There’s room to build on this work. People could convince their family and friends to forgo trips to Utah in 2017. Instead of visiting Zion or Arches or Grand Escalante, check out Glacier or Hells Canyon or the beautiful Boundary Waters. Instead of trout fishing or floating in the state, head to Montana or Idaho, which have better stream access laws anyhow. Instead of skiing or snowboarding at Park City, check out Big Sky, Crested Butte, or Jackson.
Recreationists could also appeal to people like Robert Redford, a well-known public lands supporter, who might encourage the Sundance Film Festival to temporarily leave the state. Sundance-in-exile could spend a few years in Bend or Santa Fe or the Colorado Rockies until Utah makes amends.
“Would a visitation boycott work? I don’t know. Could you convince people to travel elsewhere? I don’t know,” says Aaron Weiss, the media director at the Center for Western Priorities. “But if some people decide to go down the boycott road I certainly wouldn’t be surprised.”

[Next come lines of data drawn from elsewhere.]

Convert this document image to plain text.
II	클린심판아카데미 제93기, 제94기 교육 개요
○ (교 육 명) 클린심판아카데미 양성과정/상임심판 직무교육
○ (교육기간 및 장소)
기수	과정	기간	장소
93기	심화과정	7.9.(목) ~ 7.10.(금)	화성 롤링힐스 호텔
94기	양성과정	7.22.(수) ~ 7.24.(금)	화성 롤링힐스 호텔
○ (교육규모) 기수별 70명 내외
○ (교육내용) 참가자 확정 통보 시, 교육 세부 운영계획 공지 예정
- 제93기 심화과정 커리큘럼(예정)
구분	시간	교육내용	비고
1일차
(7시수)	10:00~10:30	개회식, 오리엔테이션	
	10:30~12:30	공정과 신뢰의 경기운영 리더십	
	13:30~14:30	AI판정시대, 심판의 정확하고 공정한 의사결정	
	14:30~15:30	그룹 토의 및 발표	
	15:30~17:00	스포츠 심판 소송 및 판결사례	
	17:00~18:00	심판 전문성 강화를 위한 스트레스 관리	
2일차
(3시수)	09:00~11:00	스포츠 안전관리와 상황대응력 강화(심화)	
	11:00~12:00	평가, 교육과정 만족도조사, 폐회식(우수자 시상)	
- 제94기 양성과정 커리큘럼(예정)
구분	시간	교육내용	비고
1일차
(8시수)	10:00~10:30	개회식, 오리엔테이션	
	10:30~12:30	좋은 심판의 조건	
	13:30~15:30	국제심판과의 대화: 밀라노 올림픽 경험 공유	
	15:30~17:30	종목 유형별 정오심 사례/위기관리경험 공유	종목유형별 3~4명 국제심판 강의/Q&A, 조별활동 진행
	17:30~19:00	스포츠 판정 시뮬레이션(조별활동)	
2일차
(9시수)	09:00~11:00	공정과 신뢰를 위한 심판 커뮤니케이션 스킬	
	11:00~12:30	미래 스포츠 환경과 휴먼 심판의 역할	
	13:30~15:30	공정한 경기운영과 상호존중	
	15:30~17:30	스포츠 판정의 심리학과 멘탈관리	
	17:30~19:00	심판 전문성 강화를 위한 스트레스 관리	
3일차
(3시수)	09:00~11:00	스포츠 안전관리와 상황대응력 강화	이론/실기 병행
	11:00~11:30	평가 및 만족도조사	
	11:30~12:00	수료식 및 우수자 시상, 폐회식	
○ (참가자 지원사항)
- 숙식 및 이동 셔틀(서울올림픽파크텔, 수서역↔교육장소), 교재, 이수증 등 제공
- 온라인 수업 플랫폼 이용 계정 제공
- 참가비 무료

Boycotts are powerful. Look at North Carolina, where a national boycott in response to the state’s transphobic “bathroom bill” helped lead to the recent electoral defeat of former Governor Pat McCrory. Unlike McCrory, Herbert was re-elected in November for a second full term as Utah’s governor. It’s not too late, nevertheless, to strike a little economic fear into the heart of his anti-conservation administration.